Vamos conhecer melhor o trabalho do maestro à frente de uma orquestra, a sua importância e as funções que desempenha na transformação da partitura em música de verdade. Tal como o capitão de um navio, sabe bem por onde ir. Sobe ao estrado para liderar e orientar os músicos instrumentistas no rumo certo. Todos sabem o que fazer, mas é nos gestos e no olhar do maestro que todos confiam a interpretação da obra. Tocam rápido, muito rápido… depois lento, um pouco mais lento, ainda. Tocam suavemente, como o voo de um águia, bem lá no alto. Ou bruscamente, como uma trovoada repentina. Independentemente de como o fazem, estão sempre juntos, com a mesma energia e a mesma vontade, compasso após compasso. Quando tudo corre maravilhosamente, nem se dá conta da presença do maestro.

 

O que faz o maestro

O maestro é, primeiro que tudo, um músico da orquestra. Mas ocupa uma posição destacada. Do cimo do estrado, lidera e coordena o grupo de maneira harmoniosa. Ao longo dos últimos três séculos, as suas funções evoluíram muito. Limitavam-se, de início, à indicação das entradas e à marcação dos tempos. Hoje em dia, tanto cuida de detalhes sonoros que nos passam despercebidos como é o principal responsável pela qualidade técnica e artística alcançada, no seu todo. Assume, por vezes, um estatuto de prestígio que faz de si a principal referência mediática em muitas produções.

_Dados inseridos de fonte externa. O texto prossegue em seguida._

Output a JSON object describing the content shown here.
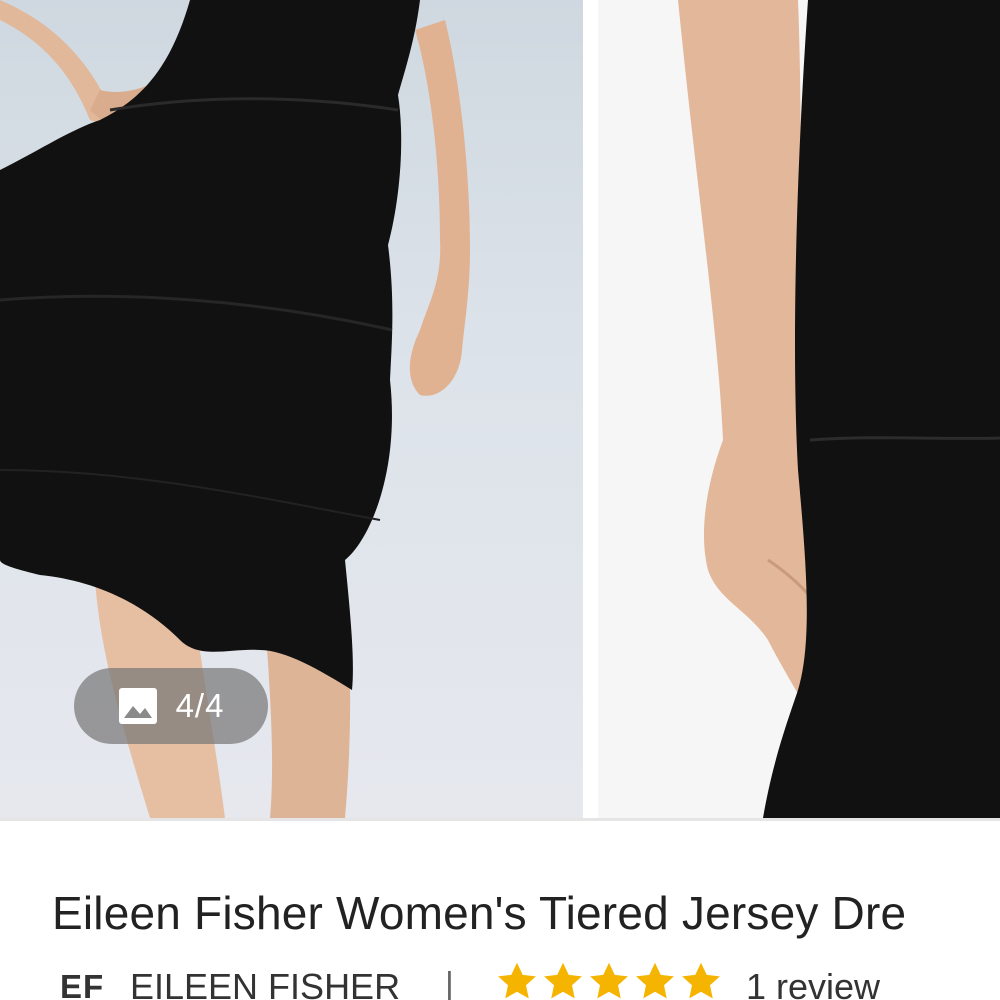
{
  "gallery": {
    "counter": "4/4",
    "counter_icon": "image-icon",
    "current_image": 4,
    "total_images": 4
  },
  "product": {
    "title": "Eileen Fisher Women's Tiered Jersey Dre",
    "brand_logo": "EF",
    "brand_name": "EILEEN FISHER",
    "separator": "|",
    "rating": 5,
    "rating_max": 5,
    "review_text": "1 review"
  },
  "colors": {
    "star": "#f5b400",
    "dress": "#111111",
    "pill": "#787878"
  }
}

Compete-lhe, portanto, recriar as partituras musicais que – idealmente – conhece profundamente. Para isso, tem de conseguir transmitir as suas decisões por intermédio de palavras ou gestos que orientem o trabalho de cada um dos membros da orquestra – primeiro nos ensaios, depois nos concertos. E não basta certificar-se de que são efetivamente tocadas as semínimas e as colcheias. Tem também de procurar a coesão sonora e comunicar intenções expressivas de maneira eficaz; seja com a batuta, com as mãos, com o olhar…

Em suma, é um verdadeiro MC, um Mestre de Cerimónias de experiências musicais vividas e partilhadas. Mas nunca deixa de ser o garante de que as determinações do compositor são respeitadas.

 

A competência técnica e a formação humanística

A direção orquestral exige a capacidade de mobilizar a atenção de todos ao redor. Para isso, recorre-se a competências sociais persuasivas e ao carisma pessoal. Mas há duas vertentes da atividade do maestro que não são evidentes numa apreciação mais desatenta: a preparação técnica e os conhecimentos históricos, estéticos e culturais.

No processo de transformação da partitura em fruição musical plena, o maestro tem que dominar vários recursos técnicos, tais como o efeito dos seus gestos no desempenho de cada um dos músicos. Ao longo da formação, treina múltiplas competências, como a precisão das entradas, a melhor maneira de rematar uma frase musical, a regularidade das pulsações, a definição dos compassos, o contorno das melodias… Mas trabalha também a excelência auditiva, ou seja, a capacidade de compreender e analisar minuciosamente uma partitura, desde os pormenores até à forma geral, assim como a capacidade de ouvir a música mentalmente, em silêncio. Estas são algumas das competências técnicas que lhe são indispensáveis.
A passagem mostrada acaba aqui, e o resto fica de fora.